Londonfridgeisfalling · 24/01/2025 19:47

He expected you to iron his shirts as you are at home, and have time on your hands when the kids are at school. You felt bad that you were being treated like a maid, but this is what the agreement is no ?He brings in the money and you do the housework? Now you want help with that too. You cant eat the cake and keep it. You are being a bit of a CF really. If doing housework is making you resentful, just go back to work, and share the housework equally. What is stopping you from going back to work?

UndermyShoeJoe · 24/01/2025 19:48

So the cleaner does all his clothes and his children’s. Cleans his children’s rooms and his office.

Surely that leaves most of the mess as your children’s and yours anyway. Your guys washing, their bedrooms. Then communal areas and his children are not there much so again your children’s mess and clutter mainly in the living areas.

ringoutsolsticebells · 24/01/2025 19:50

You are taking the piss

Hoppityhophops · 24/01/2025 19:51

His kids are only there every other week as well. The OP didn't say but perhaps her kids also go to their fathers.

DaniMontyRae · 24/01/2025 19:52

HollyBerryz · 24/01/2025 18:43

Your dh is a wanker

Her husband is completely funding the OP and her 2 kids (no joint kids). She can't even be arsed to iron his shirts. It's not the husband who is the wanker.

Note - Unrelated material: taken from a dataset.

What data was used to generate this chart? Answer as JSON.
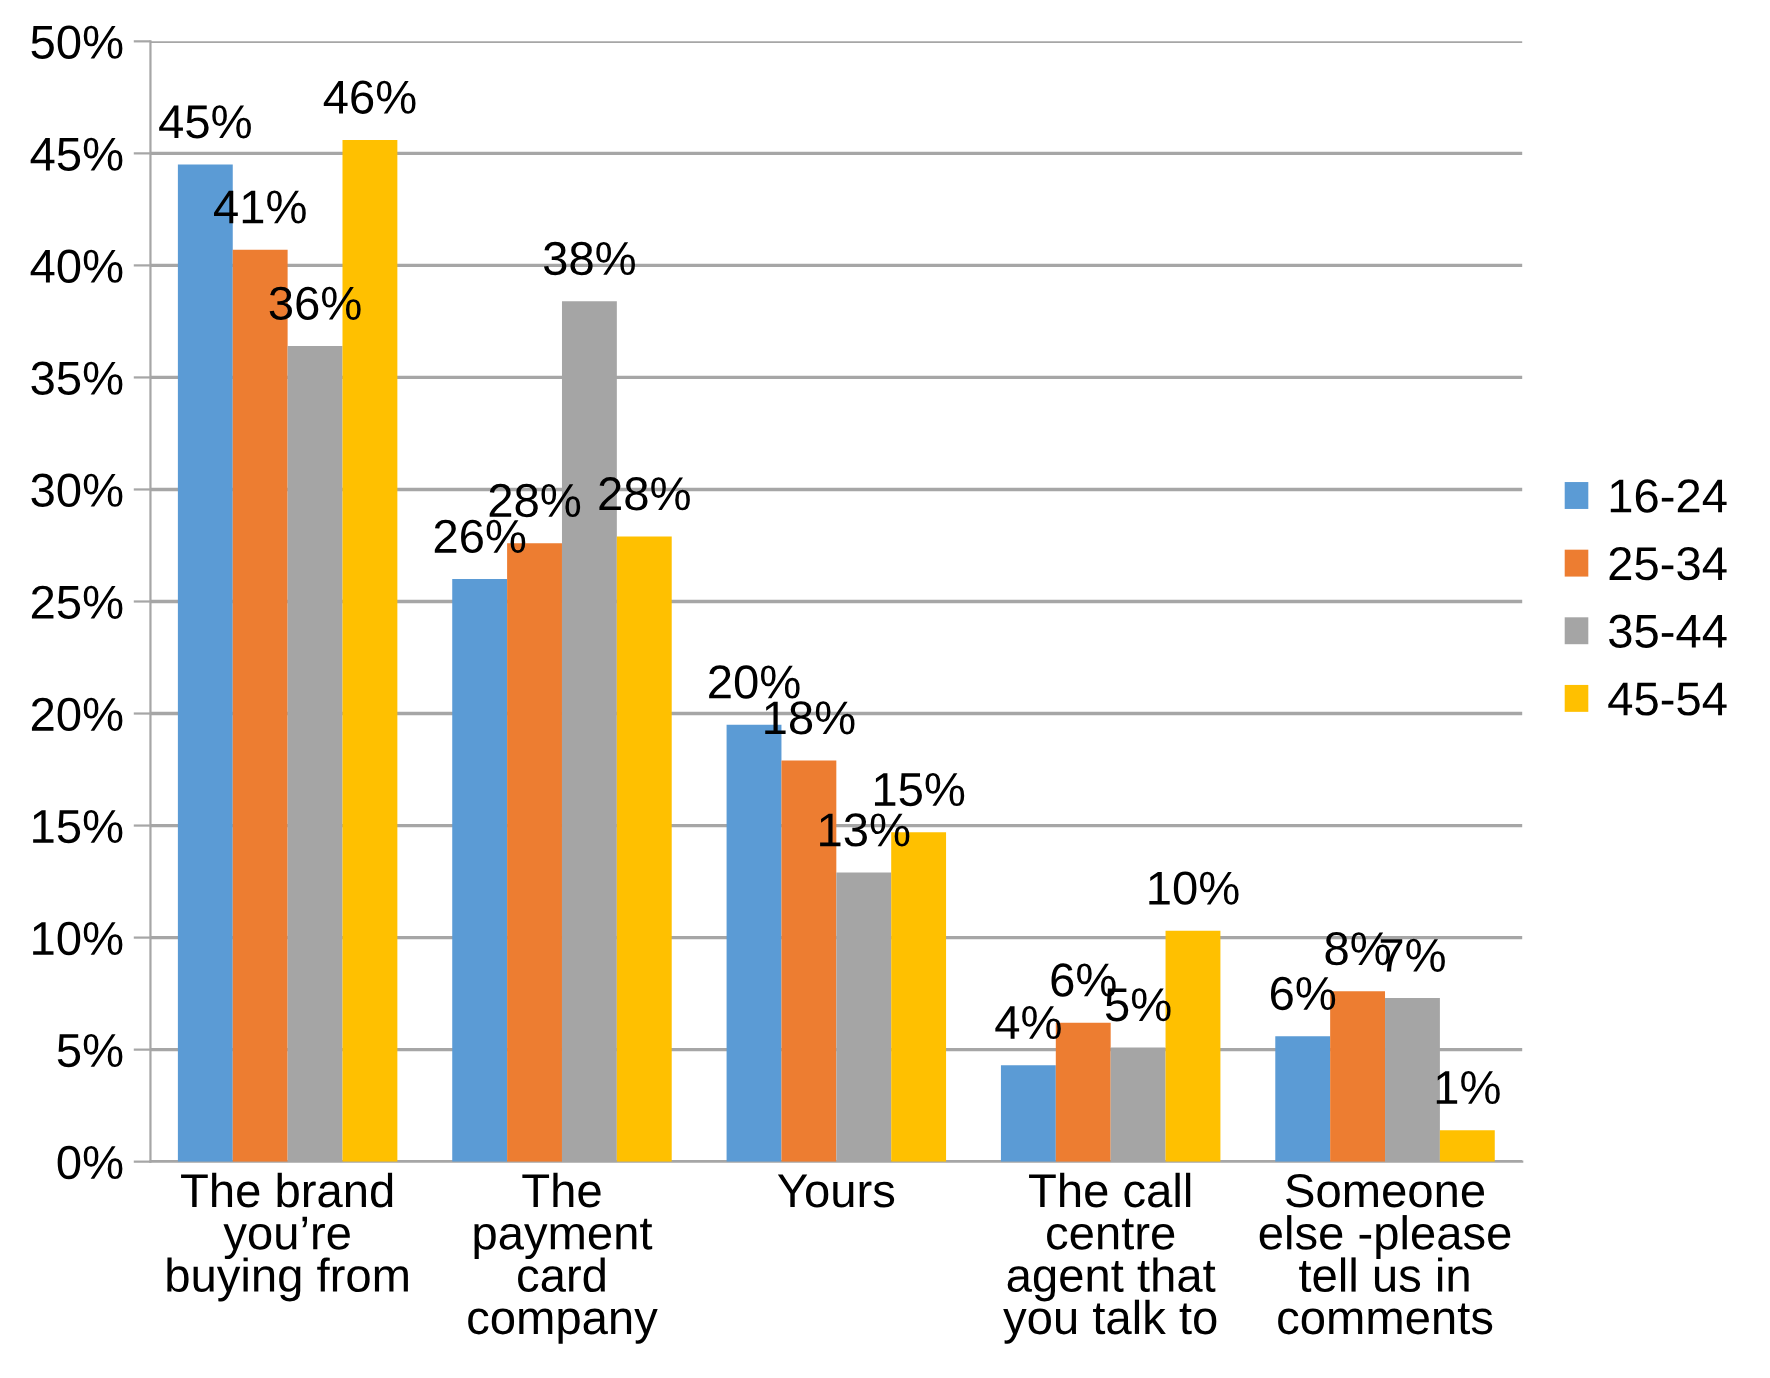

LittleBigHead · 24/01/2025 19:53

But you're an SAHM. Presumably your husband supports you financially, and you do your bit by running the household as you're not earning actual money - you're contributing in kind.

What else do you do all day ...?

SouthLondonMum22 · 24/01/2025 19:54

Your kids are at school all day, you're not really a SAHM. Why do you need help from a cleaner when you are child free all day?

If you were a man, you'd be considered a cocklodger.

TopshopCropTop · 24/01/2025 19:55

So he’s housing and feeding your kids but you won’t wash his kids clothes is that right?

thescandalwascontained · 24/01/2025 19:59

I suspect I know why his first marriage failed...

UndermyShoeJoe · 24/01/2025 20:01

thescandalwascontained · 24/01/2025 19:59

I suspect I know why his first marriage failed...

Suspect we can also work out why ops did….

Nonaynevernomore · 24/01/2025 20:02

thescandalwascontained · 24/01/2025 19:59

I suspect I know why his first marriage failed...

And OPs!

rainingsnoring · 24/01/2025 20:03

Your expectations are very unreasonable @Suefr.
You are a SAHM and he is fully supporting you financially and 2 or 3 children that are not his. But you won't even do his or the children's laundry (the children's laundry must be a very small amount if they are only in your home 2 days out of 14). You complained about doing housework so he has arranged for someone to do his laundry/ ironing and you are still complaining! Why can't a SAHM with children in school all day manage to do the housework relating to herself and her own children?

rainingsnoring · 24/01/2025 20:04

thescandalwascontained · 24/01/2025 19:59

I suspect I know why his first marriage failed...

It seems we know why the OP's first marriage failed!

UndermyShoeJoe · 24/01/2025 20:05

Fully funded by two men.

One ex and one who looks like his getting fed up of being her new golden goose.

LBFseBrom · 24/01/2025 20:06

Hire your own cleaner a couple or three hours a fortnight and outsource ironing. There are plenty of ironing shops around. It won't break the bank.

HollyKnight · 24/01/2025 20:09

I don't see the problem. While supporting you to not work so you can stay at home and focus on your own children, he sorts out his and his children's laundry and personal spaces because you said it is too much for you. It's a bit cheeky to want to do even less as a SAHM.